Closed arijitnus closed 4 months ago

arijitnus commented 2 years ago

Hi, I am running a set of samples through DADA2 pipeline and I found an unusually high number of Rev comp primer hits. In my previous experience, the Rev Comp hits are generally low (~1k-2k). May you please let me know the possible reasons?

image

Refer row 3 and column 4 in this picture which is around 65k in contrast to row 2 and column 4

benjjneb commented 2 years ago

Seeing the Reverse-Complement of the REV primer on the forward reads is expected if the forward read is long enough to read through into the reverse primer. Is the amplicon you are sequencing shorter than the reverse reads?

It is worth noting that you aren't seeing the same in most of the reverse reads. Are the reverse reads shorter than the forward reads at this point?

arijitnus commented 2 years ago

@benjjneb thanks for the note. Let me explain the primers and regions I'm using for amplification for you to better understand.

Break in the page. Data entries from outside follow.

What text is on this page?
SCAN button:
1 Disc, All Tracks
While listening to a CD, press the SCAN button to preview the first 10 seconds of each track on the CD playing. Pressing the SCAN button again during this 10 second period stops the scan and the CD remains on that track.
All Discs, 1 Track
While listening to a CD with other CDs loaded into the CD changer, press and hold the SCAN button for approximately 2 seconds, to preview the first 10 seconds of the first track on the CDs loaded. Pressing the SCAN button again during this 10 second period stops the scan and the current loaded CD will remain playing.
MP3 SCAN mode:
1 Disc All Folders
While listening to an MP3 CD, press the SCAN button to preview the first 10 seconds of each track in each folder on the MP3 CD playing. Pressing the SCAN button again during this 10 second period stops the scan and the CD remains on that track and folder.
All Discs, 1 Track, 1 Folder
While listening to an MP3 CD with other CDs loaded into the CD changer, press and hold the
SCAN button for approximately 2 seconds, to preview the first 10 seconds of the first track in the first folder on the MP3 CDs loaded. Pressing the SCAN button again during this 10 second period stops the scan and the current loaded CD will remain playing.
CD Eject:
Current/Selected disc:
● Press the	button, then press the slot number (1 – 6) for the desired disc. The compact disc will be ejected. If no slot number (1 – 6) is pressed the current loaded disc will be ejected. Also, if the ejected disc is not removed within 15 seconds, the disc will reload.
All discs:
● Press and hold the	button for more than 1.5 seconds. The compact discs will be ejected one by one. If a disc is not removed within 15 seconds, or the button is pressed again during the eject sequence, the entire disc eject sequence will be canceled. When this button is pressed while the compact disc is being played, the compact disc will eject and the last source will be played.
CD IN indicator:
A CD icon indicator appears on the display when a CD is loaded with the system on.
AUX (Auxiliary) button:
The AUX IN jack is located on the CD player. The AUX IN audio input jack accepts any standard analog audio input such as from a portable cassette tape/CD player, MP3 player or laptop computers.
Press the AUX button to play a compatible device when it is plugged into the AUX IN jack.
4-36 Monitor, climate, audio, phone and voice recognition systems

I'm using 515F-806r primer pair as suggested in Earth microbiome project and we obtained data for 2x300 bp 16S amplicon. targeting V4 region (~254 bp). So the amplicon is shorter than reverse reads.

My primers also have adapters added for Illumina and length of FW and REV primer is 52 and 54 respectively. Since our data is 2x300 bp Paired end, I am unsure of your question, whether reverse reads can be shorter than FW reads. Thanks again!

benjjneb commented 2 years ago

The Illumina adapters are not typically sequenced, just the primers. So your amplicon is shorter than y our read length, and the read-through into the opposite primer is expected. Easy solution though, just make sure to truncate your reads in filterAndTrim to be shorter than the sequenced amplicon (e.g. 250nts or less, but long enough to overlap), and the primer read-through will be gone.

My guess is that you are seeing less read-through primer matches on the reverse reads just because the sequence quality drops off a lot at the end of those reads, which is typical with Illumina 2x300 sequencing.